Scorsese cierra una etapa cinematográfica poniendo las cosas en su sitio.

Desde el momento en que un ejemplar del libro de no ficción de Charles Brandt I Heard You Paint Houses (editado en España como Jimmy Hoffa. Caso Cerrado: El Poder De La Mafia Norteamericana) cayó en las manos de Robert De Niro, los mecanismos del cine mafioso de toda la vida empezaron a funcionar a toda máquina.

Son quince años soñando con un proyecto que interesó de inmediato a Martin Scorsese, que tuvo claro que debía estar protagonizada por el propio De Niro acompañado de Al Pacino y Joe Pesci. Como a veces los sueños se cumplen, desde hace unos días ya tenemos disponible este funeral en vida del cine de mafiosos con el que el director cierra su trilogía de la bajeza humana tras Uno De Los Nuestros y Casino.

Sostenida sobre una de las mejores canciones de la historia de la música, la siempre impresionante ‘In The Still Of The Night’ de The Five Satins, El Irlandés es la gran historia sobre la amistad y la traición en una tercera edad que no conmueve porque todos los ancianos que aparecen en pantalla fueron y serán unos hijos de la gran puta.

Martín Scorsese cierra una etapa cinematográfica poniendo las cosas en su sitio.
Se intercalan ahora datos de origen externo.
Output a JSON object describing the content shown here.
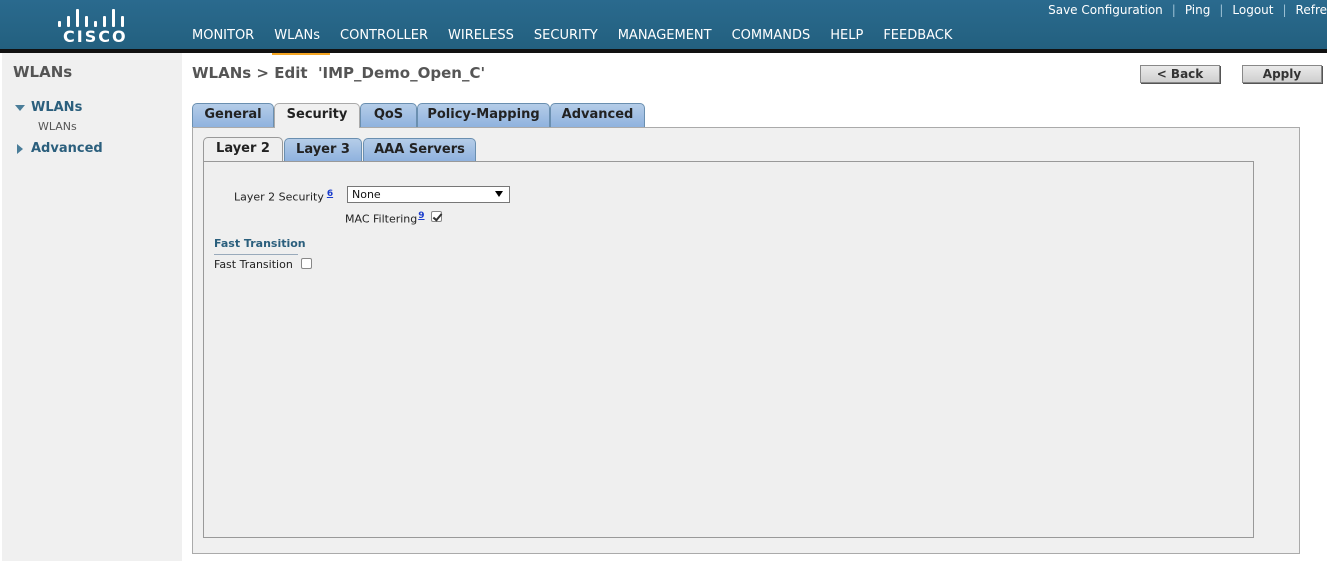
{
  "header": {
    "brand": "CISCO",
    "nav": [
      "MONITOR",
      "WLANs",
      "CONTROLLER",
      "WIRELESS",
      "SECURITY",
      "MANAGEMENT",
      "COMMANDS",
      "HELP",
      "FEEDBACK"
    ],
    "active_nav": "WLANs",
    "links": [
      "Save Configuration",
      "Ping",
      "Logout",
      "Refre"
    ]
  },
  "sidebar": {
    "title": "WLANs",
    "items": [
      {
        "label": "WLANs",
        "expanded": true,
        "children": [
          "WLANs"
        ]
      },
      {
        "label": "Advanced",
        "expanded": false
      }
    ]
  },
  "page": {
    "title": "WLANs > Edit  'IMP_Demo_Open_C'",
    "back_label": "< Back",
    "apply_label": "Apply"
  },
  "tabs": [
    "General",
    "Security",
    "QoS",
    "Policy-Mapping",
    "Advanced"
  ],
  "active_tab": "Security",
  "subtabs": [
    "Layer 2",
    "Layer 3",
    "AAA Servers"
  ],
  "active_subtab": "Layer 2",
  "form": {
    "layer2_security_label": "Layer 2 Security",
    "layer2_security_footnote": "6",
    "layer2_security_value": "None",
    "mac_filtering_label": "MAC Filtering",
    "mac_filtering_footnote": "9",
    "mac_filtering_checked": true,
    "fast_transition_section": "Fast Transition",
    "fast_transition_label": "Fast Transition",
    "fast_transition_checked": false
  },
  "icons": {
    "logo": "cisco-logo",
    "tree_expanded": "triangle-down-icon",
    "tree_collapsed": "triangle-right-icon",
    "select_caret": "dropdown-caret-icon",
    "checkbox_checked": "checkmark-icon"
  },
  "colors": {
    "header": "#23607f",
    "active_nav_underline": "#f5a623",
    "tab_fill": "#8fb2de",
    "link": "#1a3ccc",
    "section_heading": "#2b5f7d"
  }
}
Empezando por el ADN de la gran historia de una nación y acabando en un trío de astros que estaban casi en paradero desconocido. Pero hay algo que rompe la armonía de la función.

Tal vez sea su desmedida duración (nunca molesta), o puede que sea su empeño en subrayar ciclos vitales de sus protagonistas a cualquier precio: la digitalización juvenil nunca ha sido una buena idea.

Desde luego que la fotografía de Rodrigo Prieto y la selección musical que acompaña a las aportaciones de Robbie Robertson no rompen nada, pero algo hay de forzado, de pomposo, que la aproxima a un gran relato catódico. A esa gran miniserie de prestigio que llega como la más cara de todos los tiempos y en la que, para bien o para mal, se aprecia cada dólar invertido. Sea lo que sea, quiénes somos nosotros para cuestionar algo así.

Quedémonos con que su director aún conserva el poder de sobrecoger y conmover narrando grandes desgracias históricas en una heladería o masacrando caras.